Looking around at the grown men wearing “Friar Tuck” head pieces at this weekend’s Denver Broncos game at Invesco Field at Mile High made me take significant pause. The phenomena that is rookie third string quarterback, Tim Tebow is truly a fascinating one. A simple Google search on starting Denver quarterback, Kyle Orton produces just under a half-million results. While this is a significant number of pages to view, the same search on Tebow produces four times as many results. Take a moment to ponder this. A third string quarter back on an average NFL team is getting four times the press that the starter is getting.

Denver moved well up in the draft to take Tebow in the first round of the 2010 NFL draft to take a quarterback that most NFL pundits had as the fourth best quarterback available in the draft. Many lampooned the Broncos for taking this player far earlier than his projected draft position and positioned the team as being open to ridicule or being modern day prophets. Right now, from a purely marketing perspective, the Denver franchise is looking like the big winners in this debate. The Jacksonville Jaguars should be kicking themselves for missing out on this new national treasure that has become the Cult of Tim Tebow. He is a Florida boy whose popularity would only be greater if he were representing one of the local teams. The Jaguars who are struggling financially to keep their franchise afloat could have sold tons of more tickets along with the massive merchandise and perhaps saved a city destined to lose their team.

Tebow jersey sales have far outpaced any player to date. The former University of Florida quarterback has logged the most jersey orders for a rookie since the league began tracking such data in 2006. This phenomenon while difficult to explain, is worthy of an upper-division university course on such social anomalies. What is it that has a nation clamoring in unprecedented numbers to own a piece of clothing with the name Tebow on it? It has truly taken on overtones which make it endearing, yet a bit creepy. Yes, he won the Heisman Trophy as a sophomore. Yes, he led the Gators to two National Championships. Tebow Mania is more than just those very significant milestones. There is something much more going on here.

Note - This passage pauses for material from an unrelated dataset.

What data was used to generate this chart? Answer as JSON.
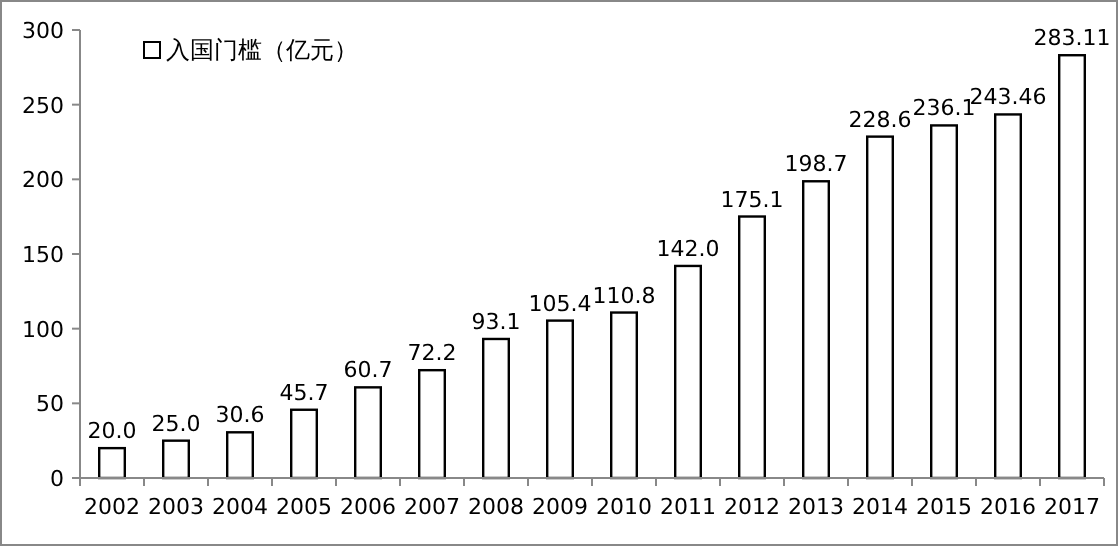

His personal life, falling far from the mainstream norms, contributes significantly to his charm. The more Americans get to know his personal life story, the more they pull for him to become the ever elusive role model our nation constantly clamors for. It is as if many Americans believe that by putting on a Tim Tebow jersey they become a better human. Because Tebow has lead an apparently unsoiled life: being raised by Christian missionaries overseas, being homeschooled by a mother who chose to risk a dangerous pregnancy over the more sensible option of abortion, being a stand-up young man in the community; all the while putting up huge athletic accomplishments, he has become an icon of what America is “supposed to be about”.

From such high precipices one has nowhere to go but down and this concerns me greatly for Tebow. This same country that longs for someone to throw all their emotional and moral weight behind, is always ready to pounce like a lion the moment a blemish is revealed on their saint. Because we as a nation chose to live vicariously through humans we don’t really know who seem to be good people, we leave them no other choice but to disappoint. And when Americans become disappointed with a hero, it is straight to the rubbish bin with them. There honestly is part of me that hopes that the some shred of dirty laundry would surface TODAY so that Tebow can be left to be what he actually is — a guy doing the best he can. He doesn’t want to disappoint anyone, but how can he not when the expectations and hopes of so many ride on his young shoulders.

Those who build heroes are usually first in line to cast stones. I pray that Tebow will be safe from those who have immortalized him and let him be the third string quarterback for an average NFL franchise. Root for him. Like him. Admire him. But for God’s sake, let him be human.